La Cour suprême US approuve une méthode d’injection létale controversée

La Cour suprême des États-Unis a donné son avis sur une méthode contestée de peine capitale par injection létale précédée par l’utilisation d’un anxiolytique controversé, le  midazolam.

Plusieurs cas d’exécutions pénibles et longues à se terminer avaient été rapportées.

Cinq juges sur quatre ont ainsi validé le recours à ce produit censé rendre “inconscient” le condamné à mort avant l’administration de la substance finale mortelle. Les magistrats de la Cour suprême ont estimé dans leur jugement que la méthode d’exécution appliquée est en conformité avec le 8e Amendement de la Constitution qui proscrit les souffrances “cruelles et inhabituelles”.

Les Etats américains, où la peine de mort est toujours en vigueur, manquent cruellement de barbituriques pour les exécutions capitales, et utilisent le midazolam.

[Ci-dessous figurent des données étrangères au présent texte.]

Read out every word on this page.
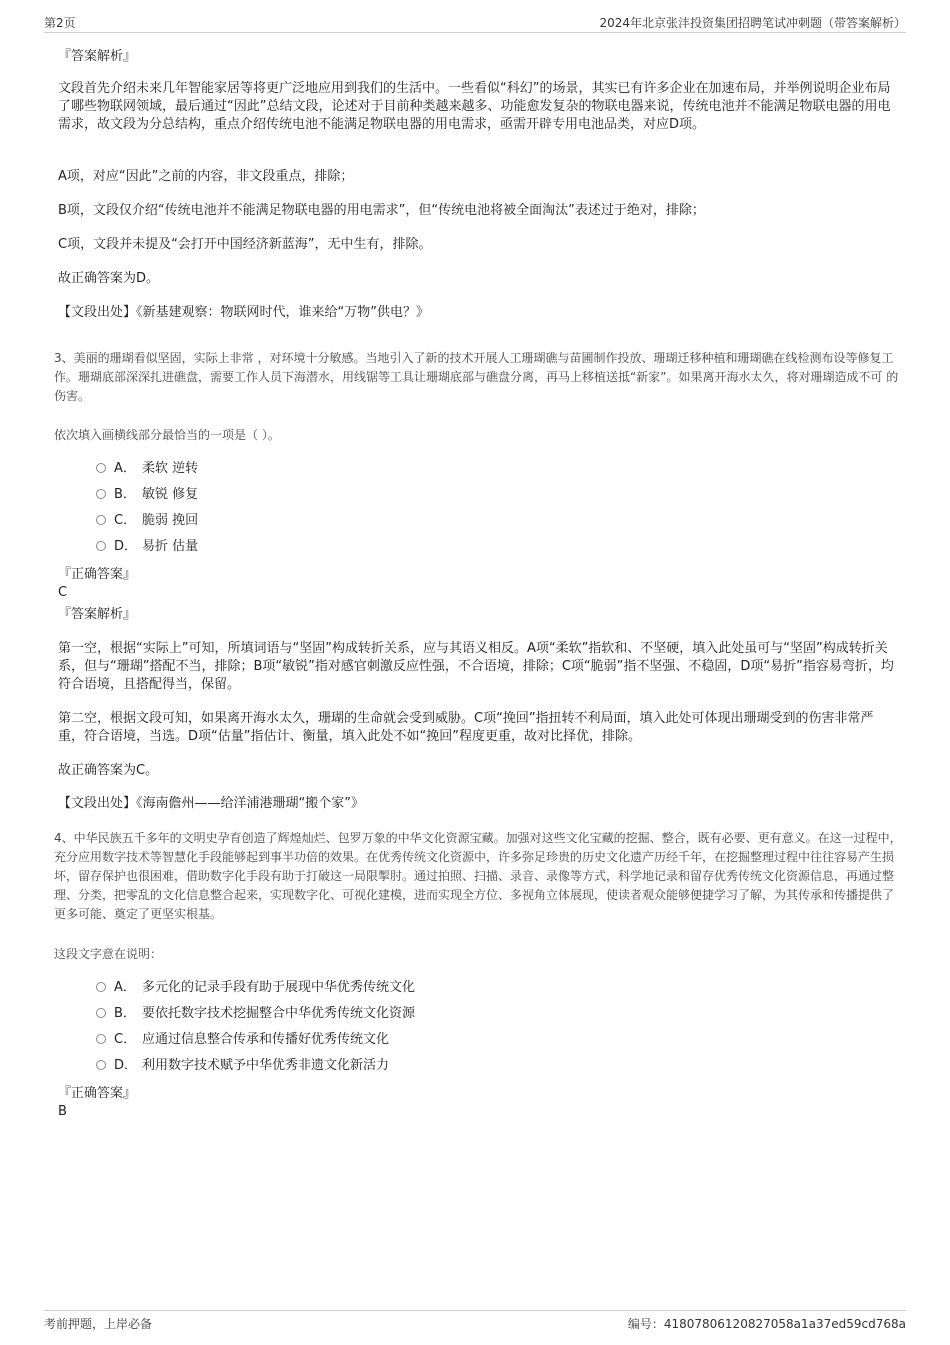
第2页	2024年北京张沣投资集团招聘笔试冲刺题（带答案解析）
『答案解析』
文段首先介绍未来几年智能家居等将更广泛地应用到我们的生活中。一些看似“科幻”的场景，其实已有许多企业在加速布局，并举例说明企业布局了哪些物联网领域，最后通过“因此”总结文段，论述对于目前种类越来越多、功能愈发复杂的物联电器来说，传统电池并不能满足物联电器的用电需求，故文段为分总结构，重点介绍传统电池不能满足物联电器的用电需求，亟需开辟专用电池品类，对应D项。
A项，对应“因此”之前的内容，非文段重点，排除；
B项，文段仅介绍“传统电池并不能满足物联电器的用电需求”，但“传统电池将被全面淘汰”表述过于绝对，排除；
C项，文段并未提及“会打开中国经济新蓝海”，无中生有，排除。
故正确答案为D。
【文段出处】《新基建观察：物联网时代，谁来给“万物”供电？》
3、美丽的珊瑚看似坚固，实际上非常 ，对环境十分敏感。当地引入了新的技术开展人工珊瑚礁与苗圃制作投放、珊瑚迁移种植和珊瑚礁在线检测布设等修复工作。珊瑚底部深深扎进礁盘，需要工作人员下海潜水，用线锯等工具让珊瑚底部与礁盘分离，再马上移植送抵“新家”。如果离开海水太久，将对珊瑚造成不可 的伤害。
依次填入画横线部分最恰当的一项是（ ）。
A． 柔软 逆转
B． 敏锐 修复
C． 脆弱 挽回
D． 易折 估量
『正确答案』
C
『答案解析』
第一空，根据“实际上”可知，所填词语与“坚固”构成转折关系，应与其语义相反。A项“柔软”指软和、不坚硬，填入此处虽可与“坚固”构成转折关系，但与“珊瑚”搭配不当，排除；B项“敏锐”指对感官刺激反应性强，不合语境，排除；C项“脆弱”指不坚强、不稳固，D项“易折”指容易弯折，均符合语境，且搭配得当，保留。
第二空，根据文段可知，如果离开海水太久，珊瑚的生命就会受到威胁。C项“挽回”指扭转不利局面，填入此处可体现出珊瑚受到的伤害非常严重，符合语境，当选。D项“估量”指估计、衡量，填入此处不如“挽回”程度更重，故对比择优，排除。
故正确答案为C。
【文段出处】《海南儋州——给洋浦港珊瑚“搬个家”》
4、中华民族五千多年的文明史孕育创造了辉煌灿烂、包罗万象的中华文化资源宝藏。加强对这些文化宝藏的挖掘、整合，既有必要、更有意义。在这一过程中，充分应用数字技术等智慧化手段能够起到事半功倍的效果。在优秀传统文化资源中，许多弥足珍贵的历史文化遗产历经千年，在挖掘整理过程中往往容易产生损坏，留存保护也很困难，借助数字化手段有助于打破这一局限掣肘。通过拍照、扫描、录音、录像等方式，科学地记录和留存优秀传统文化资源信息，再通过整理、分类，把零乱的文化信息整合起来，实现数字化、可视化建模，进而实现全方位、多视角立体展现，使读者观众能够便捷学习了解，为其传承和传播提供了更多可能、奠定了更坚实根基。
这段文字意在说明：
A． 多元化的记录手段有助于展现中华优秀传统文化
B． 要依托数字技术挖掘整合中华优秀传统文化资源
C． 应通过信息整合传承和传播好优秀传统文化
D． 利用数字技术赋予中华优秀非遗文化新活力
『正确答案』
B
考前押题，上岸必备	编号：41807806120827058a1a37ed59cd768a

Le 16 janvier 2014, dans l’Ohio, Dennis McGuire a rendu l’âme après 26 minutes d’intenses suffocations. Le 29 avril dans l’Oklahoma, Clayton Lockett est mort au terme de 43 minutes de “râles et gémissements”. Le 23 juillet, Joseph Wood en Arizona est décédé 117 minutes après l’administration de l’injection létale, contre une dizaine de minutes dans les exécutions qui se passent normalement.